10. Juli 2008

Zur Entscheidung des Kreistages über das "Zuckertütengeld"

Es ist schlichtweg falsch, dass die SPD der Fraktion DIE LINKE im Kreistag beim Thema „Sozialfonds für bedürftige Schüler bei den Erstklässlern“ Wahlkampf vorwirft. Bereits beim Antrag der Fraktion Bündnis 90/Grüne in dem alle schulpflichtigen Kinder aus sozial schwachen Familien 60 Euro pro Jahr Beihilfe für Schulausgaben bekommen sollten, habe ich im Bildungs- und Sozialausschuss an alle Fraktionen appelliert, einen interfraktionellen Antrag daraus zu machen, um parteiübergreifend ein Zeichen zu setzen.

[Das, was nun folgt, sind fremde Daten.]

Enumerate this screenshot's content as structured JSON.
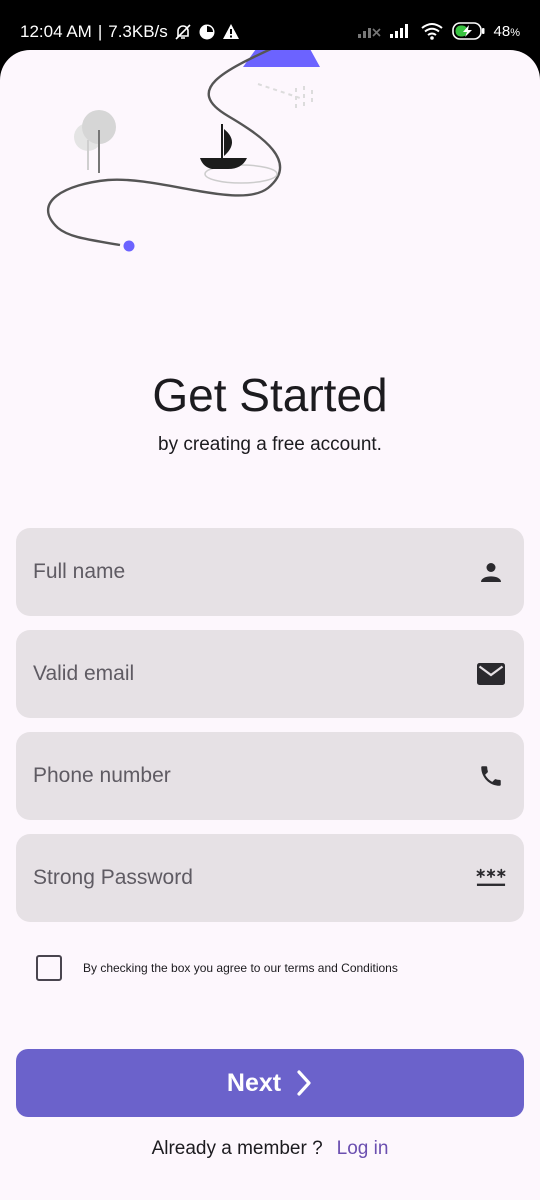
{
  "status_bar": {
    "time": "12:04 AM",
    "separator": "|",
    "speed": "7.3KB/s",
    "battery": "48",
    "battery_unit": "%",
    "icons": [
      "muted-bell-icon",
      "data-saver-icon",
      "warning-icon",
      "signal-icon",
      "signal-icon",
      "wifi-icon",
      "battery-charging-icon"
    ]
  },
  "header": {
    "title": "Get Started",
    "subtitle": "by creating a free account."
  },
  "form": {
    "full_name": {
      "placeholder": "Full name",
      "icon": "person-icon"
    },
    "email": {
      "placeholder": "Valid email",
      "icon": "mail-icon"
    },
    "phone": {
      "placeholder": "Phone number",
      "icon": "phone-icon"
    },
    "password": {
      "placeholder": "Strong Password",
      "icon": "password-icon"
    },
    "terms": {
      "checked": false,
      "label": "By checking the box you agree to our terms and Conditions"
    }
  },
  "actions": {
    "next_label": "Next",
    "member_question": "Already a member ?",
    "login_label": "Log in"
  },
  "colors": {
    "primary": "#6b62cb",
    "accent_illustration": "#6c63ff",
    "field_bg": "#e6e1e5",
    "screen_bg": "#fdf7fd",
    "link": "#6b4fb0"
  }
}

Nachzulesen im Protokoll der Sitzung vom 10. April 2008. Trotzdem ist auch dieser Antrag mit denselben Mehrheiten abgelehnt worden wie eben dieser am 3. Juli 2008 für die Schulanfänger.

Wenn es für die Abgeordneten der Großen Koalition – CDU, SPD und FDP – auch schwer vorstellbar ist, es gibt sie wirklich noch, die Abgeordneten, denen es um die Sache bzw. um die Betroffenen geht. Dabei würden sie sich, wie man so schön sagt, notfalls „mit dem Teufel verbünden“, wenn es dadurch gelänge, notwendige Mehrheiten durchzusetzen. Wie mir bekannt ist, stand das Angebot, den Antrag auf alle Fraktionen zu erweitern, noch im Kreistag am 3.7.2008. Die Chance wurde nicht genutzt. Eine Erklärung dafür ist wahrscheinlich wirklich der bevorstehende Kommunalwahlkampf. Da macht man doch lieber Wahlgeschenke, wie diesen geplanten Schulsozialfonds des Landes, der von SPD und CDU getragen wird, anstatt sich einem gemeinsamen Antrag aller Fraktionen im Kreistag anzuschließen. Mit dem kann man die Wähler logischer Weise nicht so gut für sich gewinnen. Erinnert werden muss an dieser Stelle, dass noch vor einem Jahr eben dieser so genannte „Zuckertütenbeschluss“ mit demselben Wortlaut von der Großen Koalition gestellt und selbstverständlich mit den Stimmen der LINKEN beschlossen wurde.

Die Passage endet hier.